School officials hope to integrate internet-safety lessons into everyday classes
Primary Topic Channel: Safety & security
As Virginia's schools prepare to incorporate internet safety lessons across all grade levels this fall to satisfy a landmark 2006 state law, educators are looking to schools that piloted web-safety curricula this past school year for guidance.
Each of the state's 134 school systems is free to integrate the online safety program in its own way, and most districts have formed committees of administrators, teachers, librarians, and parents to lay the groundwork for the nation's first internet safety requirement.
Media specialists from across the state said the lessons will vary according to grade level—but as students use the internet at school and at home, it will be critical to discuss the consequences of divulging too much personal information online, they added.
"Once [information is] on the internet, it's not like it's posted on a bulletin board, because you can't take it back. ... It never goes away, and we [have to] make sure they understand that," said Charlie Makela, supervisor of libraries for the Arlington County Public Schools and a former library media specialist for the Virginia Department of Education. "Students need to think about what they're doing before they click that ‘post' button."
Pilot programs were launched in several Virginia districts during the 2007-08 school year, and officials said students—even children in second and third grades—proved to be web savvy but lacked the basics of identity protection online.
In the 18,000-student Arlington County school system, the pilot program focused on third-grade classes.
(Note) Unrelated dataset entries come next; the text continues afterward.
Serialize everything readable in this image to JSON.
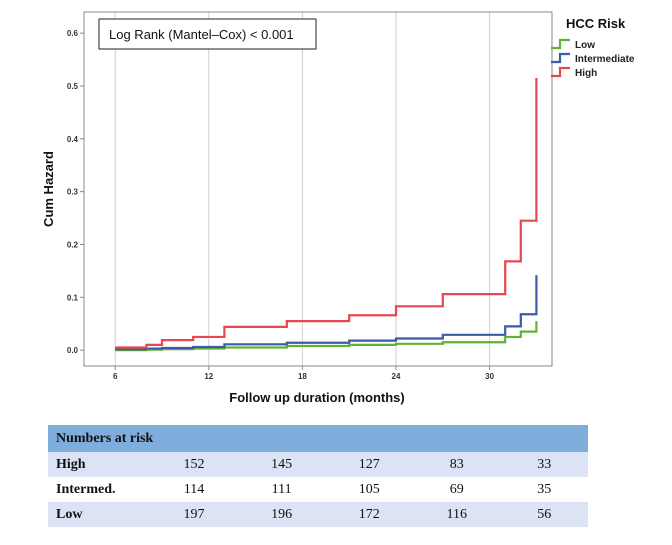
{
  "chart_data": {
    "type": "line",
    "xlabel": "Follow up duration (months)",
    "ylabel": "Cum Hazard",
    "xlim": [
      4,
      34
    ],
    "ylim": [
      -0.03,
      0.64
    ],
    "x_ticks": [
      6,
      12,
      18,
      24,
      30
    ],
    "y_ticks": [
      0.0,
      0.1,
      0.2,
      0.3,
      0.4,
      0.5,
      0.6
    ],
    "grid": "vertical",
    "annotation": "Log Rank (Mantel–Cox) < 0.001",
    "legend": {
      "title": "HCC Risk",
      "placement": "top-right"
    },
    "series": [
      {
        "name": "Low",
        "color": "#5fb336",
        "x": [
          6,
          8,
          9,
          11,
          13,
          17,
          21,
          24,
          27,
          31,
          32,
          33
        ],
        "y": [
          0.0,
          0.001,
          0.002,
          0.003,
          0.005,
          0.008,
          0.01,
          0.012,
          0.015,
          0.025,
          0.035,
          0.055
        ]
      },
      {
        "name": "Intermediate",
        "color": "#3b5ba9",
        "x": [
          6,
          8,
          9,
          11,
          13,
          17,
          21,
          24,
          27,
          31,
          32,
          33
        ],
        "y": [
          0.002,
          0.003,
          0.004,
          0.006,
          0.011,
          0.014,
          0.018,
          0.022,
          0.029,
          0.045,
          0.068,
          0.142
        ]
      },
      {
        "name": "High",
        "color": "#e8474f",
        "x": [
          6,
          8,
          9,
          11,
          13,
          17,
          21,
          24,
          27,
          31,
          32,
          33
        ],
        "y": [
          0.005,
          0.01,
          0.019,
          0.025,
          0.044,
          0.055,
          0.066,
          0.083,
          0.106,
          0.168,
          0.245,
          0.515
        ]
      }
    ]
  },
  "risk_table": {
    "title": "Numbers at risk",
    "rows": [
      {
        "label": "High",
        "values": [
          152,
          145,
          127,
          83,
          33
        ]
      },
      {
        "label": "Intermed.",
        "values": [
          114,
          111,
          105,
          69,
          35
        ]
      },
      {
        "label": "Low",
        "values": [
          197,
          196,
          172,
          116,
          56
        ]
      }
    ]
  }
}
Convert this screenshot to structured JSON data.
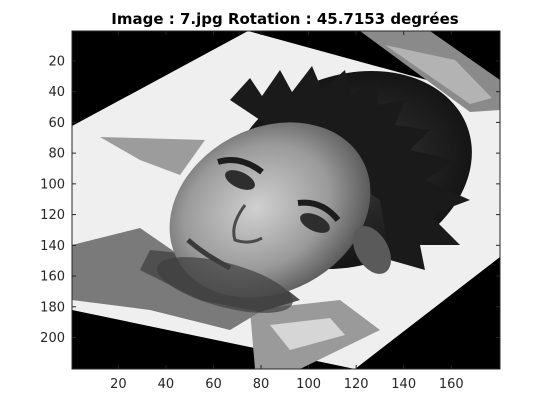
{
  "figure": {
    "title": "Image : 7.jpg Rotation : 45.7153 degrées",
    "image_content": "rotated grayscale face photo",
    "background_color": "#ffffff",
    "axes_color": "#262626",
    "canvas_color": "#000000"
  },
  "axes": {
    "x": {
      "ticks": [
        20,
        40,
        60,
        80,
        100,
        120,
        140,
        160
      ],
      "range": [
        0.5,
        180.5
      ]
    },
    "y": {
      "ticks": [
        20,
        40,
        60,
        80,
        100,
        120,
        140,
        160,
        180,
        200
      ],
      "range": [
        0.5,
        220.5
      ],
      "reversed": true
    }
  }
}
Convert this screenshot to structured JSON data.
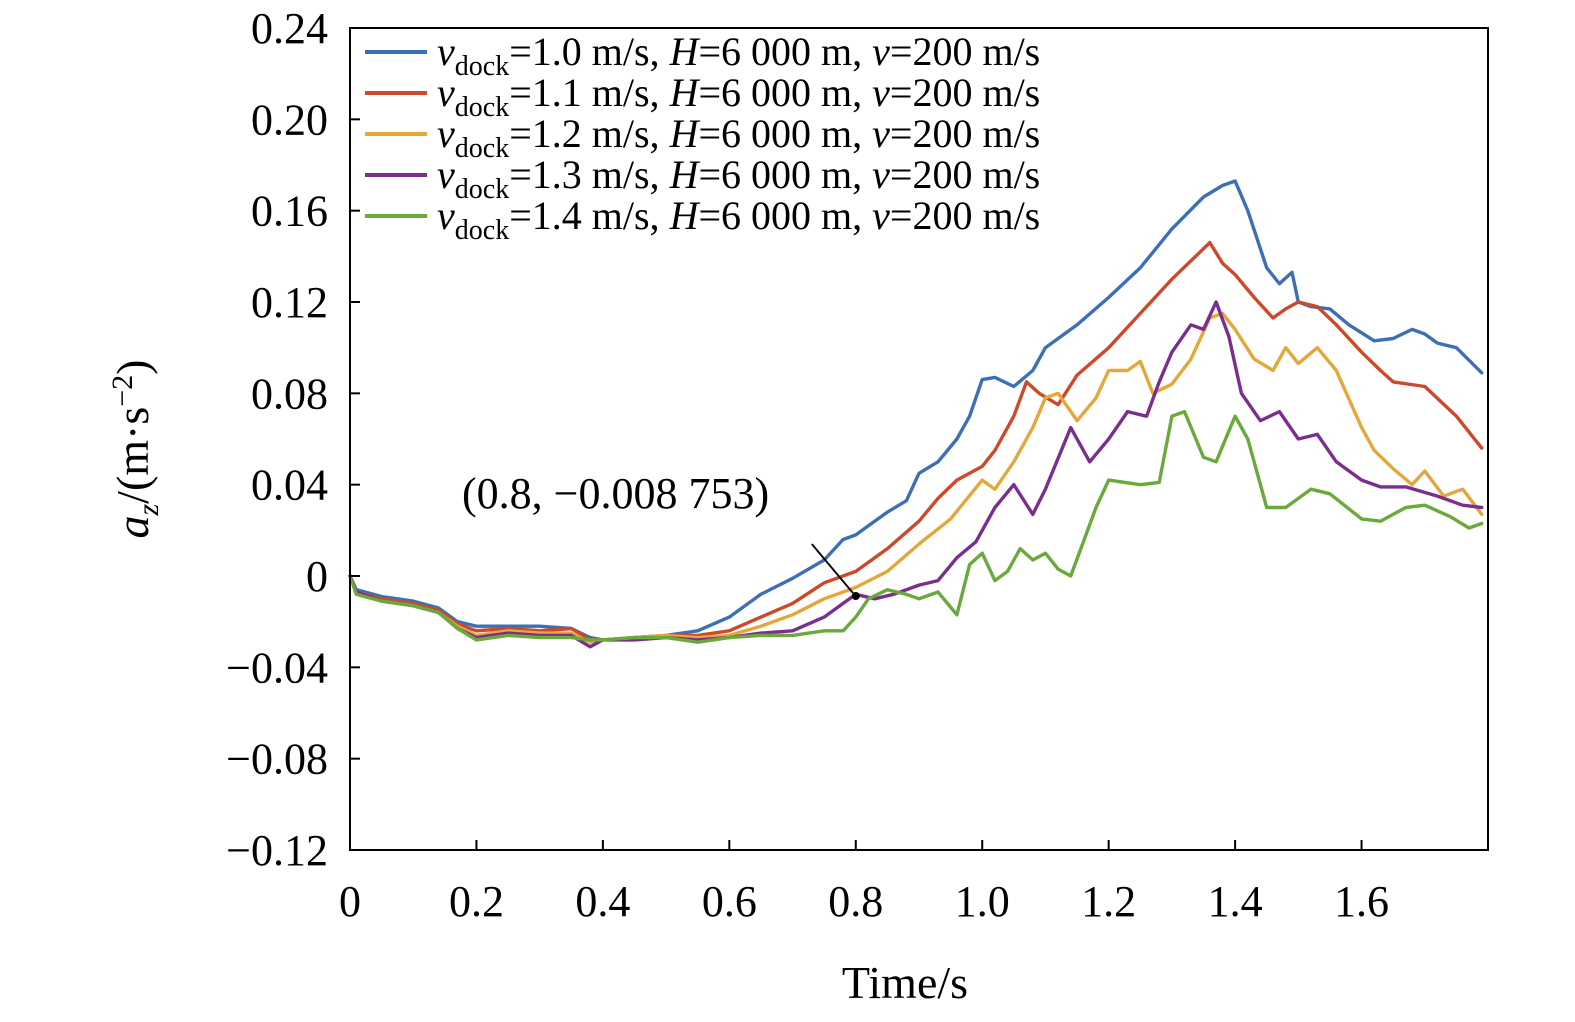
{
  "chart_data": {
    "type": "line",
    "xlabel": "Time/s",
    "ylabel": {
      "var": "a",
      "sub": "z",
      "unit_open": "/(m·s",
      "unit_exp": "−2",
      "unit_close": ")"
    },
    "xlim": [
      0,
      1.8
    ],
    "ylim": [
      -0.12,
      0.24
    ],
    "xticks": [
      0,
      0.2,
      0.4,
      0.6,
      0.8,
      1.0,
      1.2,
      1.4,
      1.6
    ],
    "xtick_labels": [
      "0",
      "0.2",
      "0.4",
      "0.6",
      "0.8",
      "1.0",
      "1.2",
      "1.4",
      "1.6"
    ],
    "yticks": [
      -0.12,
      -0.08,
      -0.04,
      0,
      0.04,
      0.08,
      0.12,
      0.16,
      0.2,
      0.24
    ],
    "ytick_labels": [
      "−0.12",
      "−0.08",
      "−0.04",
      "0",
      "0.04",
      "0.08",
      "0.12",
      "0.16",
      "0.20",
      "0.24"
    ],
    "grid": false,
    "legend_position": "top",
    "annotation": {
      "text": "(0.8, −0.008 753)",
      "x": 0.8,
      "y": -0.008753
    },
    "series": [
      {
        "legend": {
          "v": "v",
          "sub": "dock",
          "rest1": "=1.0 m/s, ",
          "h": "H",
          "rest2": "=6 000 m, ",
          "v2": "v",
          "rest3": "=200 m/s"
        },
        "color": "#3c6fb6",
        "x": [
          0,
          0.01,
          0.05,
          0.1,
          0.14,
          0.17,
          0.2,
          0.25,
          0.3,
          0.35,
          0.38,
          0.4,
          0.45,
          0.5,
          0.55,
          0.6,
          0.65,
          0.7,
          0.75,
          0.78,
          0.8,
          0.82,
          0.85,
          0.88,
          0.9,
          0.93,
          0.96,
          0.98,
          1.0,
          1.02,
          1.05,
          1.08,
          1.1,
          1.15,
          1.2,
          1.25,
          1.3,
          1.35,
          1.38,
          1.4,
          1.42,
          1.45,
          1.47,
          1.49,
          1.5,
          1.52,
          1.55,
          1.58,
          1.62,
          1.65,
          1.68,
          1.7,
          1.72,
          1.75,
          1.79
        ],
        "y": [
          0,
          -0.006,
          -0.009,
          -0.011,
          -0.014,
          -0.02,
          -0.022,
          -0.022,
          -0.022,
          -0.023,
          -0.027,
          -0.028,
          -0.027,
          -0.026,
          -0.024,
          -0.018,
          -0.008,
          -0.001,
          0.007,
          0.016,
          0.018,
          0.022,
          0.028,
          0.033,
          0.045,
          0.05,
          0.06,
          0.07,
          0.086,
          0.087,
          0.083,
          0.09,
          0.1,
          0.11,
          0.122,
          0.135,
          0.152,
          0.166,
          0.171,
          0.173,
          0.16,
          0.135,
          0.128,
          0.133,
          0.12,
          0.118,
          0.117,
          0.11,
          0.103,
          0.104,
          0.108,
          0.106,
          0.102,
          0.1,
          0.089
        ]
      },
      {
        "legend": {
          "v": "v",
          "sub": "dock",
          "rest1": "=1.1 m/s, ",
          "h": "H",
          "rest2": "=6 000 m, ",
          "v2": "v",
          "rest3": "=200 m/s"
        },
        "color": "#cc4a2a",
        "x": [
          0,
          0.01,
          0.05,
          0.1,
          0.14,
          0.17,
          0.2,
          0.25,
          0.3,
          0.35,
          0.38,
          0.4,
          0.45,
          0.5,
          0.55,
          0.6,
          0.65,
          0.7,
          0.75,
          0.8,
          0.85,
          0.9,
          0.93,
          0.96,
          1.0,
          1.02,
          1.05,
          1.07,
          1.09,
          1.12,
          1.15,
          1.2,
          1.25,
          1.3,
          1.33,
          1.36,
          1.38,
          1.4,
          1.43,
          1.46,
          1.48,
          1.5,
          1.53,
          1.56,
          1.6,
          1.63,
          1.65,
          1.7,
          1.75,
          1.79
        ],
        "y": [
          0,
          -0.007,
          -0.01,
          -0.012,
          -0.015,
          -0.021,
          -0.024,
          -0.023,
          -0.024,
          -0.023,
          -0.028,
          -0.028,
          -0.027,
          -0.026,
          -0.026,
          -0.024,
          -0.018,
          -0.012,
          -0.003,
          0.002,
          0.012,
          0.024,
          0.034,
          0.042,
          0.048,
          0.055,
          0.07,
          0.085,
          0.08,
          0.075,
          0.088,
          0.1,
          0.115,
          0.13,
          0.138,
          0.146,
          0.137,
          0.132,
          0.122,
          0.113,
          0.117,
          0.12,
          0.118,
          0.11,
          0.098,
          0.09,
          0.085,
          0.083,
          0.07,
          0.056
        ]
      },
      {
        "legend": {
          "v": "v",
          "sub": "dock",
          "rest1": "=1.2 m/s, ",
          "h": "H",
          "rest2": "=6 000 m, ",
          "v2": "v",
          "rest3": "=200 m/s"
        },
        "color": "#e3a73a",
        "x": [
          0,
          0.01,
          0.05,
          0.1,
          0.14,
          0.17,
          0.2,
          0.25,
          0.3,
          0.35,
          0.38,
          0.4,
          0.45,
          0.5,
          0.55,
          0.6,
          0.65,
          0.7,
          0.75,
          0.8,
          0.85,
          0.9,
          0.95,
          1.0,
          1.02,
          1.05,
          1.08,
          1.1,
          1.12,
          1.15,
          1.18,
          1.2,
          1.23,
          1.25,
          1.27,
          1.3,
          1.33,
          1.36,
          1.38,
          1.4,
          1.43,
          1.46,
          1.48,
          1.5,
          1.53,
          1.56,
          1.6,
          1.62,
          1.65,
          1.68,
          1.7,
          1.73,
          1.76,
          1.79
        ],
        "y": [
          0,
          -0.007,
          -0.011,
          -0.013,
          -0.016,
          -0.022,
          -0.026,
          -0.024,
          -0.025,
          -0.025,
          -0.029,
          -0.028,
          -0.027,
          -0.026,
          -0.027,
          -0.026,
          -0.022,
          -0.017,
          -0.01,
          -0.005,
          0.002,
          0.014,
          0.025,
          0.042,
          0.038,
          0.05,
          0.065,
          0.078,
          0.08,
          0.068,
          0.078,
          0.09,
          0.09,
          0.094,
          0.08,
          0.084,
          0.095,
          0.113,
          0.115,
          0.108,
          0.095,
          0.09,
          0.1,
          0.093,
          0.1,
          0.09,
          0.065,
          0.055,
          0.047,
          0.04,
          0.046,
          0.035,
          0.038,
          0.027
        ]
      },
      {
        "legend": {
          "v": "v",
          "sub": "dock",
          "rest1": "=1.3 m/s, ",
          "h": "H",
          "rest2": "=6 000 m, ",
          "v2": "v",
          "rest3": "=200 m/s"
        },
        "color": "#7a2f8e",
        "x": [
          0,
          0.01,
          0.05,
          0.1,
          0.14,
          0.17,
          0.2,
          0.25,
          0.3,
          0.35,
          0.38,
          0.4,
          0.45,
          0.5,
          0.55,
          0.6,
          0.65,
          0.7,
          0.75,
          0.78,
          0.8,
          0.83,
          0.86,
          0.9,
          0.93,
          0.96,
          0.99,
          1.02,
          1.05,
          1.08,
          1.1,
          1.14,
          1.17,
          1.2,
          1.23,
          1.26,
          1.28,
          1.3,
          1.33,
          1.35,
          1.37,
          1.39,
          1.41,
          1.44,
          1.47,
          1.5,
          1.53,
          1.56,
          1.6,
          1.63,
          1.67,
          1.72,
          1.76,
          1.79
        ],
        "y": [
          0,
          -0.007,
          -0.011,
          -0.013,
          -0.016,
          -0.023,
          -0.027,
          -0.025,
          -0.026,
          -0.026,
          -0.031,
          -0.028,
          -0.028,
          -0.027,
          -0.028,
          -0.027,
          -0.025,
          -0.024,
          -0.018,
          -0.012,
          -0.008,
          -0.01,
          -0.008,
          -0.004,
          -0.002,
          0.008,
          0.015,
          0.03,
          0.04,
          0.027,
          0.038,
          0.065,
          0.05,
          0.06,
          0.072,
          0.07,
          0.085,
          0.098,
          0.11,
          0.108,
          0.12,
          0.105,
          0.08,
          0.068,
          0.072,
          0.06,
          0.062,
          0.05,
          0.042,
          0.039,
          0.039,
          0.035,
          0.031,
          0.03
        ]
      },
      {
        "legend": {
          "v": "v",
          "sub": "dock",
          "rest1": "=1.4 m/s, ",
          "h": "H",
          "rest2": "=6 000 m, ",
          "v2": "v",
          "rest3": "=200 m/s"
        },
        "color": "#6aaa3c",
        "x": [
          0,
          0.01,
          0.05,
          0.1,
          0.14,
          0.17,
          0.2,
          0.25,
          0.3,
          0.35,
          0.38,
          0.4,
          0.45,
          0.5,
          0.55,
          0.6,
          0.65,
          0.7,
          0.75,
          0.78,
          0.8,
          0.82,
          0.85,
          0.88,
          0.9,
          0.93,
          0.96,
          0.98,
          1.0,
          1.02,
          1.04,
          1.06,
          1.08,
          1.1,
          1.12,
          1.14,
          1.16,
          1.18,
          1.2,
          1.25,
          1.28,
          1.3,
          1.32,
          1.35,
          1.37,
          1.4,
          1.42,
          1.45,
          1.48,
          1.52,
          1.55,
          1.6,
          1.63,
          1.67,
          1.7,
          1.74,
          1.77,
          1.79
        ],
        "y": [
          0,
          -0.008,
          -0.011,
          -0.013,
          -0.016,
          -0.023,
          -0.028,
          -0.026,
          -0.027,
          -0.027,
          -0.028,
          -0.028,
          -0.027,
          -0.027,
          -0.029,
          -0.027,
          -0.026,
          -0.026,
          -0.024,
          -0.024,
          -0.018,
          -0.01,
          -0.006,
          -0.008,
          -0.01,
          -0.007,
          -0.017,
          0.005,
          0.01,
          -0.002,
          0.002,
          0.012,
          0.007,
          0.01,
          0.003,
          0.0,
          0.015,
          0.03,
          0.042,
          0.04,
          0.041,
          0.07,
          0.072,
          0.052,
          0.05,
          0.07,
          0.06,
          0.03,
          0.03,
          0.038,
          0.036,
          0.025,
          0.024,
          0.03,
          0.031,
          0.026,
          0.021,
          0.023
        ]
      }
    ]
  }
}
"We had a simple question [for students]: Could your information be used to track you down?" Makela said.
Although many third graders could identify unauthentic eMail messages, Makela said safety tips would be crucial for a generation that spends hours on the web every day.
State school officials said they would not mandate a certain curriculum, but Tammy McGraw, the state's director of educational technology, said many districts would use animated features with pop-culture icons—such as the cartoon Pokemon—to grab elementary students' attention.
Virginia's youngest students will learn the basics of online safety, she said. When chatting online or creating a profile on a social-networking web site, students will be urged not to submit their last names, addresses, phone numbers, or any other information that could help an online predator track them in the community.
"It is out moral and ethical responsibility to make sure our children are protected," McGraw said, adding that the mandate is not meant to scare students away from using the web regularly. "We want them to understand that the 'net is a very important and valuable tool for them."
State and county-level officials said internet safety would be taught at all grade levels but would be emphasized in the fifth and eighth grades in particular. In fifth grade, they explained, students are on the verge of entering a larger, more social community of friends and classmates in middle school—and as eighth graders preparing for high school, a firm understanding of safe online practices could help students identify predators and help avoid cyber bullying.